Agruras sem fim. Não há fim para a agonia do vascaíno. A via crucis já passou pela 9ª Estação (da narrativa bíblica). A ascensão do (outrora) maior rival já é fato consumado, mas há as ameaças de Botafogo e Fluminense, clubes que já entenderam que o futebol é uma atividade capitalista e que a criação de uma entidade empresária é fundamental, enquanto o Vasco continua estacionado em concepções superadas.      

Estado psicológico. O vascaíno está psicologicamente fragilizado, devido aos fracassos nos gramados e à vergonha de constar das páginas policiais. Por isso é vítima fácil do ilusionismo das “glórias do passado” e das mágicas expressas em apresentações financeiras parciais e na propaganda enganosa de projetos para o estádio de São Januário com capacidade para 45 mil vascaínos. Em 18/12/2018, na Bolsa de Valores-RJ, a atual administração exorbitou na apelação emocional, levando, a exemplo do que ocorreu na eleição de 2014, vários vascaínos às lágrimas. Pura exploração oportunista da fragilidade psicológica do vascaíno.  

Respeito às leis. Não há fundamento legal para remover Campello do cargo de presidente do CRVG. E, pragmaticamente, o Vasco não colheria qualquer benefício com a mudança. Benefício poderia ter ocorrido quando o Juízo da 29ª Vara Cível, em 12/2018, julgou nula a eleição de 07/11/2017. Em Nova Eleição, texto postado no site Pensar Vasco, argui que o Vasco ganharia se realizasse nova eleição, uma vez programada para junho de 2019, e sob regras especiais. Por outro lado, a situação atual se assemelha a agosto de 2012, quando um grupo de vascaínos, liderado por Olavo Monteiro de Carvalho, financiou a administração Roberto Dinamite, mediante contratos de mútuo. Trata-se de alternativa para contornar a crise atual, uma cooperação dos que atuam na política e dos mandatários em exercício.   

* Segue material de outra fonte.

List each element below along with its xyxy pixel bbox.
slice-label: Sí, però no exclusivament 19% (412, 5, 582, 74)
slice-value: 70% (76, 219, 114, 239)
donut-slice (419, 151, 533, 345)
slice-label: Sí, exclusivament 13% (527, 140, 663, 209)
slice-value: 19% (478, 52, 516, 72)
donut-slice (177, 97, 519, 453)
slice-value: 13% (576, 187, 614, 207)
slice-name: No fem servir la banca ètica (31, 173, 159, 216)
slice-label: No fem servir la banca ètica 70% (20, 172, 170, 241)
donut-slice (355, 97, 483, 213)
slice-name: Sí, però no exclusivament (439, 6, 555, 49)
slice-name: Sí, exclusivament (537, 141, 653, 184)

Crise financeira e moral.   É preciso ficar claro que a atual equipe gestora do Vasco não tem responsabilidade pela crise financeira do Clube, que é função de muitos anos de irresponsabilidade fiscal. E que, nessa situação, é impossível ter sucesso nos gramados.  O que se pode lamentar é terem, os dirigentes, descuidado do aspecto moral, ao não divulgar a auditoria realizada no início do termo e a apresentar as finanças de forma parcial, motivando a indagação “se está tão bem assim, porque não paga aos funcionários e aos jogadores?”   

Sebastianismo, não. União, sim. Devemos ser analíticos em nossas proposições, devemos fundamentar os projetos com cálculos econômicos e identificar com que recursos, humanos e financeiros são viabilizados. Sebastianismo em nada ajuda. Por isso, ao realismo. À União. Administração atual, pretendentes na próxima eleição, conselheiros e beneméritos, devem se unir para mudar o estatuto de modo a acolher a Unidade Empresária VG, alternativa capaz de atrair capital de risco e tirar o Vasco do buraco em que se encontra.